I am trying to implement compact operation in OpenCL. I also want to get the number of keys which fall in a particular bin. I am using atomic_inc. But I read that the global memory is very expensive for atomic_inc and that local memory can be used for it. Is there a way to use local memory better to update the keys?
__kernel void compact(__global int* inCode, __global int* isValid, __global int* Scan, __global int* outCode,__global int* numPoints, __global int* index)
int ig = get_global_id(0);
int m = isvalid[ig];
int j= Scan[ig];
int code = inCode[ig];
if(m == true)
int num = numPoints[j-1];
Actually you are not using local memory in the above code... if you declare any varialbe without any qualifiers like _global or _local , then it will be a private varialbe which is private to the thread.
Please refer opencl spec 1.2 section 6.5 Address space Qualifiers.
Yes, I am not using any local variables due to the fact that I am not sure as to how to introduce local variables in this code.
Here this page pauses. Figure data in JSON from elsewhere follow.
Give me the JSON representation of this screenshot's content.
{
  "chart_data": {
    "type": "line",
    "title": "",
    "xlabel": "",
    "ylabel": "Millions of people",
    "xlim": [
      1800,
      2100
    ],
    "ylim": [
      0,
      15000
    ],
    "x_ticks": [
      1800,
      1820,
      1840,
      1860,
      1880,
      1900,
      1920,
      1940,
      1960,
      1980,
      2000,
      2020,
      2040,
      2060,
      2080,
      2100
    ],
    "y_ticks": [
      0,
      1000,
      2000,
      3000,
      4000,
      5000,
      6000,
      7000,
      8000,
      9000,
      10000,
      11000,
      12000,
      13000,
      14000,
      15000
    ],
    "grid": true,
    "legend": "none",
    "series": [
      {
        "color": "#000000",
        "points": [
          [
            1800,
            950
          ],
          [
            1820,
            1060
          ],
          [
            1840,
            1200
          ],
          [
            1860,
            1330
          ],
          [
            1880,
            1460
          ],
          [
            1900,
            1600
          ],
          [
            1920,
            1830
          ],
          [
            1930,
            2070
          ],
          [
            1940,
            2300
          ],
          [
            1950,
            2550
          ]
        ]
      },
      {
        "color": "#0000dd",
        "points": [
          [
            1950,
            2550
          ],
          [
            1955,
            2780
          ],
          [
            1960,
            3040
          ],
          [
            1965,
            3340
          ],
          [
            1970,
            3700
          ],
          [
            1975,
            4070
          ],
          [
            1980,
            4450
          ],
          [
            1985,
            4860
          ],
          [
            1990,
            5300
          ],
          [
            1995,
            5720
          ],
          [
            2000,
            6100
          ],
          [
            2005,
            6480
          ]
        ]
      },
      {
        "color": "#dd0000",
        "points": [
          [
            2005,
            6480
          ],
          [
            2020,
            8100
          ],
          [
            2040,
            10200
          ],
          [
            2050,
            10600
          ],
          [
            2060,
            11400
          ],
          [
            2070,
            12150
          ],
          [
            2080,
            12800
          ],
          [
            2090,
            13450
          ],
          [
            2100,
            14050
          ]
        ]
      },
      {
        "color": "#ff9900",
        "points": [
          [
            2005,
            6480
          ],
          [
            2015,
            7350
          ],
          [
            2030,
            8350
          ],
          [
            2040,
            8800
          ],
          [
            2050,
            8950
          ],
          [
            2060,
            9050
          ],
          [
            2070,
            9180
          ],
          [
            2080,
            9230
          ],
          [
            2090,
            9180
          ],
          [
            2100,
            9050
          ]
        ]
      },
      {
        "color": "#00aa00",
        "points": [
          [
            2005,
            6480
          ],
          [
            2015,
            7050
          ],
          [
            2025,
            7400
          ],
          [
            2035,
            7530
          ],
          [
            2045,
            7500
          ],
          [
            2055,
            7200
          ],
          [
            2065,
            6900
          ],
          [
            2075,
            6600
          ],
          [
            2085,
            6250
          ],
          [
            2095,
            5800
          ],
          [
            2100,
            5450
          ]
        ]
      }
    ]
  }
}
For every parallel run of kernel, there is an atomic_inc updating the value. Can you guide me on the correct way of introducing local variables in the above code?
So what I need to do is to keep the unique keys along with the frequency of each key and the starting index of the unique key in the inCode array.
inCode - the input of the keys
isValid - a boolean variable which decides if the key is unique
Scan - the prefix scan sum of the final place of the unique keys.
outCode - output of unique keys
numPoints - frequency of each unique keys
index - output of starting index of the unique key in the inCode.
So I am checking for the true value in isValid and inputting into the outCode and the index. The frequency of the key is going to increment every time.
Hopefully this helps.
I understood what you are trying to do.. but really not able to understand with an example. Its better if you an example and explain. I am not able to assume scan array.
I am trying to code Octree on GPU. So if a set of keys, the valid elements and the Scan arrays are as:
#Keys #isValid #Scan
1000 1 0
1000 0 1
1001 1 1
1001 0 2
1001 0 2
1002 1 2
1002 0 3
1003 1 3
1004 1 4
1004 0 5
1004 0 5
1004 0 5
So by using the compact kernel, only the unique keys are kept in the positions given by the Scan arrays along with the starting index and the frequency
#uniqueKeys #numPoints #index
1000 2 0
1001 3 2
1002 2 5
1003 1 7
1004 4 8
Himanshu Gautam does this help?
For this data set of Scan the above code wont work. Because when j = 0 you will endup in accessing numPoints[-1]. This is not possible.
Whether your code is working fine?
One suggestion here i would like to give is you can make numPoints as local variable and update the values of each wg to the global memory at the end of the kernel. Keep the barrier before updating the global memory so that all the thread would have updated their values in the local array. Also to create local array you must know the size of it. So you should pass it as build option or you can even hardcode it. Rest everything can be global because you will be accessing it only once.